The idea of a studio review appealed to Ferrari, who has twice shown within the New York Fashion Week calendar, for fall 2012 and spring 2013, and is disinclined to return. “I’ve never really believed in the runway show for a small brand, especially when it comes to luxury and commercialism,” said Ferrari, in a phone conversation as she readied her 50-piece fall collection for this week’s market. “I believe that the luxury client wants more exclusivity, and [that can be telegraphed] through being more careful with who it’s presented to. I show it privately and in intimate settings to my [private] clients and my stores.” The former make up “a vast majority” of her business. The latter include a tight list of stores anchored by Maxfield, “most importantly and thankfully my first store and continued store,” as well as Mitchells in Westport, Conn., and Richards in Greenwich, Conn. The collection also “has been in and out of Saks Fifth Avenue.”
Ferrari sees the greatest opportunity for growth in building her network of small specialty retailers. “I believe strongly in smaller, independent boutiques that have trained salespeople [who] are knowledgeable when it comes to fabrics, alterations, understanding of construction,” she said. “And that relationship where your salesperson knows how many black suits you have, and you walk in and they say, ‘You can’t have another black suit, Jane. You’ve got too many black suits.’ It’s invaluable to women. That honest salesperson you can trust is where I like to see my customer meet my product for the first time.”
No doubt, many potential clients will “meet” Ferrari’s product as a result of its major historical moment on her most famous client. They were introduced by New York event planner Stephanie Winston Wolkoff, who planned much of the Inauguration and is now a senior adviser to Trump. Asked about the reaction surrounding Trump’s appearance in her coat, Ferrari punctuated a long sigh with a longer pause. “I wish I could tell you something very exciting, but I don’t have any exciting things to report,” she said. “I haven’t had anything negative occur.

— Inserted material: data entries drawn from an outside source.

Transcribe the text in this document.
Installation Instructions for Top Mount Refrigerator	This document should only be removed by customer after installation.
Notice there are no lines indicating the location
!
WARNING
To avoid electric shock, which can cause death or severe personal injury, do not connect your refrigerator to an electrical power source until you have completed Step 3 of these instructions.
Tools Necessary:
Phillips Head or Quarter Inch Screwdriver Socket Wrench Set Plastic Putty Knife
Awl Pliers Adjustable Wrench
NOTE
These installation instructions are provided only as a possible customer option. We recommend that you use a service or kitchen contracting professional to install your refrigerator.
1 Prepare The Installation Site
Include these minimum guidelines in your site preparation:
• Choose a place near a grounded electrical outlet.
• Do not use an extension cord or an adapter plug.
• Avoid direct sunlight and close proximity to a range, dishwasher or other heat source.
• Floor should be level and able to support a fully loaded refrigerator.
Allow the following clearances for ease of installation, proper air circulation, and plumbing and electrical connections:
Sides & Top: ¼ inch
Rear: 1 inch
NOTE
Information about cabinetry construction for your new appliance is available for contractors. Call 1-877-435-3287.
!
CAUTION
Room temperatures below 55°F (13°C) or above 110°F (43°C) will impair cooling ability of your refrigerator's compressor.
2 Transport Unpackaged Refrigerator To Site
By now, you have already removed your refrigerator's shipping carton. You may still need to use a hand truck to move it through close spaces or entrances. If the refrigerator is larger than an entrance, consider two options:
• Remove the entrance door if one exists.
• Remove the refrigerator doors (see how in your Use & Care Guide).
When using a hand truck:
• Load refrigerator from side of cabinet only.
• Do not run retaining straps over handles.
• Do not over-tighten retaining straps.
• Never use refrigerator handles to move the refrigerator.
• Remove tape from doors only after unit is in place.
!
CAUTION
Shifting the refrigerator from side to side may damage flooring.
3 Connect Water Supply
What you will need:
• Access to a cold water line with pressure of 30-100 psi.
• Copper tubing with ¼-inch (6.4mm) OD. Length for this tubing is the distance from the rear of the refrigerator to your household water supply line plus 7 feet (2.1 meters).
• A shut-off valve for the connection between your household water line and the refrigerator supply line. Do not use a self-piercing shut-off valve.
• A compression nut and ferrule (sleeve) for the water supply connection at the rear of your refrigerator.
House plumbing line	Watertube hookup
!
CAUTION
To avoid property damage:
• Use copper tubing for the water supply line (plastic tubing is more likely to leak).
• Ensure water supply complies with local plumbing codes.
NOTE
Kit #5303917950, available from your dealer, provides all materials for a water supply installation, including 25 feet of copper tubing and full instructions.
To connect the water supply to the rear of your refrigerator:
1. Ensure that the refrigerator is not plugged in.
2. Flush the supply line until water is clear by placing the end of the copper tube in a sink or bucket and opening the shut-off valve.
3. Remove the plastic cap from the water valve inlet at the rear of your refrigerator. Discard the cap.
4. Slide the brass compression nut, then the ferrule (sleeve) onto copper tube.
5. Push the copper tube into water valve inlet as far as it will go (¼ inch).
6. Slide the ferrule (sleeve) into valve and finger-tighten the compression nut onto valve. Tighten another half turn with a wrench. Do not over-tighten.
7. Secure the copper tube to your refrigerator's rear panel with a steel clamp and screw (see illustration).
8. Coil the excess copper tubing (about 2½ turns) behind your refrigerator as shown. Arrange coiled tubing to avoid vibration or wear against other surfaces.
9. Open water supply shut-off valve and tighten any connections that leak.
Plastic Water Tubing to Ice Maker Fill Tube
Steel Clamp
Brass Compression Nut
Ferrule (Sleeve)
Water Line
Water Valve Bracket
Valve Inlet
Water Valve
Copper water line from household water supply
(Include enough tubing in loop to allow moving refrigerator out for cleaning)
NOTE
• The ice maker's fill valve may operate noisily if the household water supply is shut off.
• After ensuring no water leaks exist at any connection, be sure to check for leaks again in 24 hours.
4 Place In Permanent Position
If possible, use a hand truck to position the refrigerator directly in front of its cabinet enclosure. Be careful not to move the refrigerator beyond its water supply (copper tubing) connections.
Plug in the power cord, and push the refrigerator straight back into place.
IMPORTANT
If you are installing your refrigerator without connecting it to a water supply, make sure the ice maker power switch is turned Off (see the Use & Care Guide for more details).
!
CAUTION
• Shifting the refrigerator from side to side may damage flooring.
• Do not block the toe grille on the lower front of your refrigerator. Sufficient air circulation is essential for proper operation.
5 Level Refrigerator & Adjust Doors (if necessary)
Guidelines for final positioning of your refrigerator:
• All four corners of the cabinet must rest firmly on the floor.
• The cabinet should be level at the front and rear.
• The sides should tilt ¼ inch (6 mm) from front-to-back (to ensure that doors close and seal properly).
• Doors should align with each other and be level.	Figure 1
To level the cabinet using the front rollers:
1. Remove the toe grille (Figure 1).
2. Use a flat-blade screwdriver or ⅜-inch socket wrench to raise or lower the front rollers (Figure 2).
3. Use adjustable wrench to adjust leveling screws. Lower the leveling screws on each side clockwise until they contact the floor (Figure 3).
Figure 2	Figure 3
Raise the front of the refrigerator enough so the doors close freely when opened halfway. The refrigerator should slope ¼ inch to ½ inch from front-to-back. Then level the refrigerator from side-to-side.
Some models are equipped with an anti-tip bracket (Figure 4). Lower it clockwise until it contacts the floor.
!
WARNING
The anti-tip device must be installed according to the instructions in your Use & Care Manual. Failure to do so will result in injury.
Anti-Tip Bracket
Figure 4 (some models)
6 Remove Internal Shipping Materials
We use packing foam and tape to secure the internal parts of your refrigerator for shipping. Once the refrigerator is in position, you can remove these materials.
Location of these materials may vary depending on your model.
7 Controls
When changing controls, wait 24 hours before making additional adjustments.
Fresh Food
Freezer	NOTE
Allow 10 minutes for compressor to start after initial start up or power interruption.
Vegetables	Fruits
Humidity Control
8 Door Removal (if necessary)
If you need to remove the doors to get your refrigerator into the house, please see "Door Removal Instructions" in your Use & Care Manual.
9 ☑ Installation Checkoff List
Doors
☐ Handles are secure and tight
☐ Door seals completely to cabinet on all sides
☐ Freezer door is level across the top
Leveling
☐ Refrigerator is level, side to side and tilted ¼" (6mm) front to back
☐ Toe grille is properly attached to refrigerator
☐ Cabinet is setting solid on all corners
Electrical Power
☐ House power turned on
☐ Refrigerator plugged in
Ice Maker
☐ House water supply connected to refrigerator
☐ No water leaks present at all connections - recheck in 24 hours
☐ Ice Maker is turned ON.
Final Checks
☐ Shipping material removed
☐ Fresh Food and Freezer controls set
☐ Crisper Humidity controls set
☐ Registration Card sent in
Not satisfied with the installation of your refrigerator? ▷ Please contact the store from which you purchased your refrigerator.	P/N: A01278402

I honestly didn’t know [what to expect]. There’s no way of guessing how things are going to turn out. And I’ve said [before], it’s really important to me to support women and to not discriminate against anyone for any reason.”
Nor was she willing to classify the newfound attention as a positive. Pausing again, Ferrari offered, “I can’t think of a positive or a negative, other than to say that it is always intriguing for me to work directly with new customers. It always makes me have more perspective on women, and my aim is to please women, to invigorate them, to empower them. I want them to feel beautiful; I want them to feel confident.”
Part of said confidence comes from knowing that Ferrari won’t sew and tell. Of Trump, she said, “I would love to discuss every single thing that occurred with our First Lady, but my good conscience tells me that’s not appropriate.”
When pushed, Ferrari acknowledged that people are now more interested in talking about her collection, perhaps intrigued by “the fact that I was an immigrant dressing an immigrant.” In fact, Ferrari was born in the South Bronx to Latin American parents, and said that as a young child she traveled between Long Island and Venezuela, where she spent time with her mother’s family. She avoided specifics until asked for clarification in a follow-up text. She then offered a sketch of what sounds like a harrowing childhood, placed in New York State child protective services at the age of five, after which she moved through numerous state facilities and foster homes. “I essentially raised myself and took responsibility for my own life at a very young age,” Ferrari wrote.
“Constant dreaming,” she said, helped her through, as she could lose herself in drawing the kind of clothes she thought she would one day want to make as a designer. “I never stopped dreaming of a better future. Fashion was literally my salvation.”
Empowerment through fashion remains a major theme of Ferrari’s conversation and of her work. “I really feel it is grossly unfair that women are judged as human beings and as professionals based on how they dress, where men are not,” she said. “So wardrobe really takes on a new meaning for women — it’s what we arm ourselves with out there in the world. So from the inception of this brand, it was about empowering women to make them feel bulletproof in a world that is not trying to be kind to them.”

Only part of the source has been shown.